Finding subsequent consideration of a case

Case citators / noting up services will help you determine whether any later cases have considered your case and which earlier cases your case has considered.

The citators listed below will all reveal slightly different results so to search comprehensively we recommend using all of them. 

Subscription citators 

The subscription services on WestlawAU and Lexis Advance Pacific have the distinct advantage of providing information on how your case has been treated in subsequent cases ie: whether it has been distinguished, followed, overruled etc.  

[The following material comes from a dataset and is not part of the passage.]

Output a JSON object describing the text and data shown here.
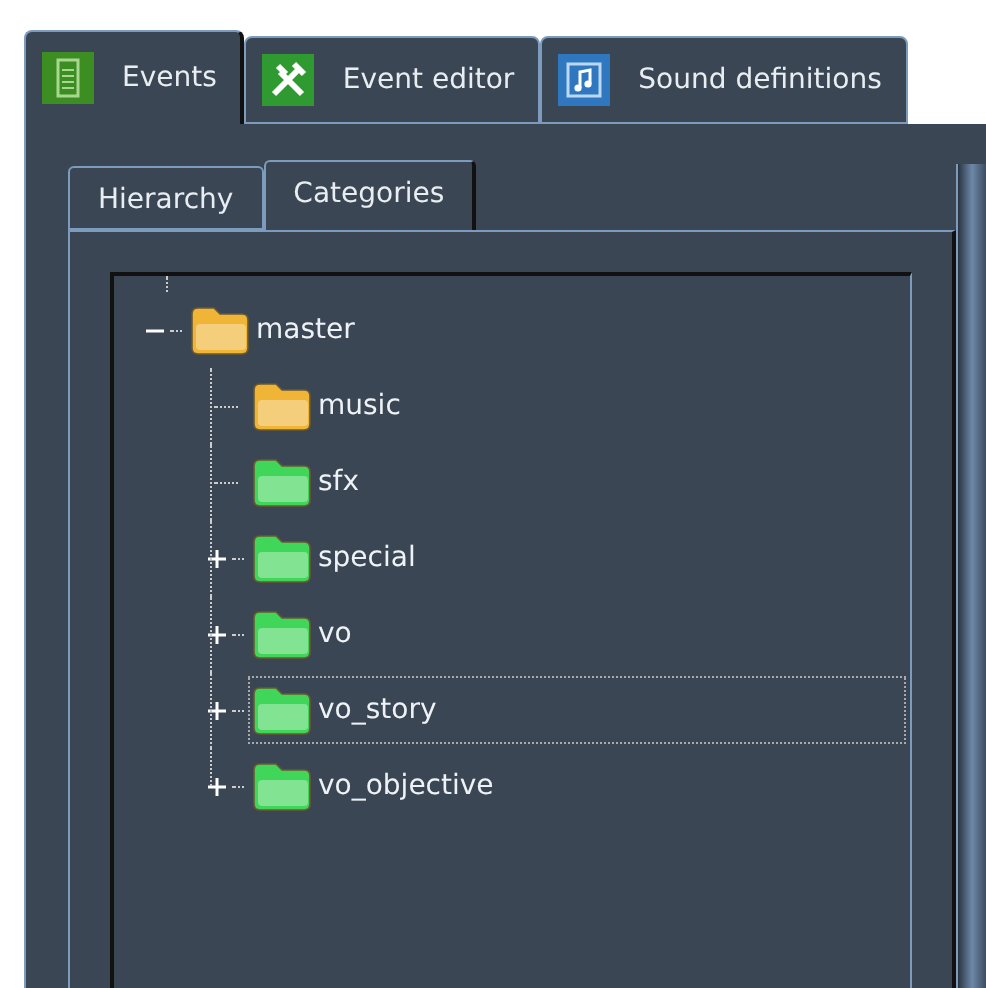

CaseBase (Lexis Advance Pacific)

FirstPoint (WestlawAU)

Free citators / noting up services 

AustLII Noteup - when you have located the case you are looking for, the Noteup feature searches for all materials which refer to the current case. This will display all other cases which refer to this case and pinpoints to the relevant paragraphs in the citing cases.

Jade's Case Trace is a citator feature that appears on the right of the page of every case in JADE - it includes links to the full text of cases your case has cited and to cases which have cited your case - and pinpoints the relevant paragraph in the citing cases.

Subsequent consideration of Australian cases in worldwide cases 

LawCite - is an automatically generated global case citator, which gathers information from all the 'LIIs" worldwide, so that you see where your case is cited in cases in other jurisdictions. It also lists free and subscription journal articles and law reform reports which discuss your case, and legislation which is cited in your case. Cases found in AustLII all have LawCite link beside the case which links straight to the LawCite record.

Finding the litigation history of a case

  1. Use FirstPoint to locate the record for your case.
  2. Refer to the part of the record called ‘Litigation history' to find earlier and related proceedings.